Syrian Martyrs’ Brigade leader Jamal Maarouf
Syrian Martyrs’ Brigade leader Jamal Maarouf coolchanneltv via Instagram

REYHANLI — At the beginning of this year, Jamal Maarouf was regarded as the new white knight of the Syrian insurrection. Over the course of just a few days in January, Maarouf and his men drove ISIS jihadists out of northern Syria’s Idlib province. Armed by the United States and Saudi Arabia, the leader of the Syria Revolutionaries Front (SRF) embodied the hope that the moderate rebels could make a powerful comeback. His troops were also reported to be among the direct beneficiaries of the plan President Barack Obama announced in September, aimed at training several thousand Syrian rebels in the fight against ISIS.

But the project will need to be revised. In late October, Maarouf’s organization collapsed under the battering of the al-Nusra Front, Syria’s “other” Islamist force and al-Qaeda affiliate. With their leading role in the fight against the Syrian regime and its allies, al-Nusra seized most of SRF’s bases in Jabal al-Zawiya, a mountainous region south of Idlib. Among other things, the assailants took Maarouf’s underground headquarters, which were dug into the rocks of the village Deir Soundbol to resist the Syrian army’s airstrikes.

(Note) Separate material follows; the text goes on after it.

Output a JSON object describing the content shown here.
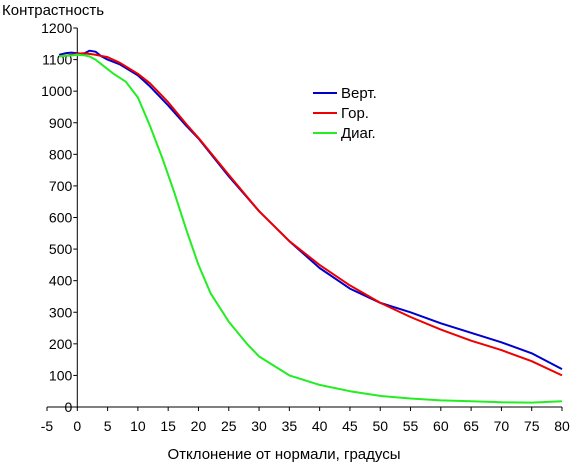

According to the information network Cham, Maarouf fled to Turkey along with many of his fighters, though others preferred to join al-Nusra. The defeat is symbolic of the rebellion’s scarce hopes in northern Syria.

“Al-Nusra want to create their own emirate,” says Abou Ali, an SRF fighter installed in Reyhanli, a Turkish town on the Syrian border. “They want to seize territory to emulate ISIS.”

A former construction worker, Maarouf was one of the first to take up arms in the Idlib province. As leader of the Syrian Martyrs’ Brigade, a group founded in 2011, he helped chase government forces away from this region.

Though a conservative like most in the Syrian countryside, Maarouf is neither a Salafist nor a member of the Muslim Brotherhood, unlike many of his peers in the rebellion. His warrior’s aura, however, has been stained little by little by accusations of corruption. He allegedly embezzled funds from his Saudi sponsors for personal gain. His rivals nicknamed him Jamal Makhlouf, a reference to Rami Makhlouf, a cousin of Syrian President Bashar al-Assad and the Syrian economy’s biggest predator.

The beginning of the end

The first disputes with the al-Nusra Front date back to early 2014, soon after the creation of Maarouf’s Syria Revolutionaries Front, a coalition of some 15 brigades. At the time, the two groups were arguing over control of oil contraband with neighboring Turkey. But when it appeared in early summer that the SRF was among the groups receiving anti-tank missiles from Washington, the rivalry became ideological. The jihadists then started to see Maarouf’s organization as an embryo of the Sons of Iraq, Iraqi Sunni militias that the United States had rallied in Iraq to defeat al-Qaeda.

The jihadists’ fear that the rebels might attack them grew bigger in September, when the U.S. Air Force hit their positions in their war against ISIS. “The United States went about it the wrong way,” says one European diplomat. “The bombing boosted al-Nusra’s status in the freed areas. In a context of aggravation of anti-Shia feelings, the movement also benefits from its opposition to Hezbollah. It is more in tune with the streets than Maarouf, who discredited himself with his excesses.”

Al-Nusra used this popularity to carve out a new stronghold for themselves. After ISIS expelled them during the summer from the Deir ez-Zor province, the group needed to find a new territorial anchorage. And in a sign that their offensive in Jabal al-Zawiya wasn’t just score-settling with the SRF, their forces also took the headquarters of Harakat Hazm, another Washington-backed armed group.

The Syrian branch of al-Qaeda is now posted a few kilometers from Bab al-Hawa, a crucial border crossing for the opposition, near the Turkish town of Reuhanli. “Al-Nusra are behaving more and more like ISIS,” says Mohammed Aboud, a commander in the Free Syrian Army, the moderate branch of the rebellion. “Their men are going to crush us one after the other if we do nothing. We don’t have a choice. We must attack.”

This point of view is not at all universally shared among the rebels. Most armed groups in norther Syria choose to remain neutral, because they fear the al-Nusra Front, or because they are reluctant to rescue Maarouf, or finally because they intend to focus primarily on Aleppo, which the Syrian army is about to surround.

“We have no sympathy for al-Qaeda,” insists Fares Bayoush, leader of Regiment 5, a new group that is also sponsored by the United States. “We even think that we’re on their blacklist. But we think it’s not wise to open a third front, after that against the regime and that against ISIS.”

In a Reyhanli cafeteria, Abou Ali flexes his muscles. As a good SRF soldier, he swears the group will regain Jabal al-Zawiya. But his pledge rings false. For him and his fellow fighters, languid on a bench, their eyes fixed on the television set, war seems to be over. And most of all, lost.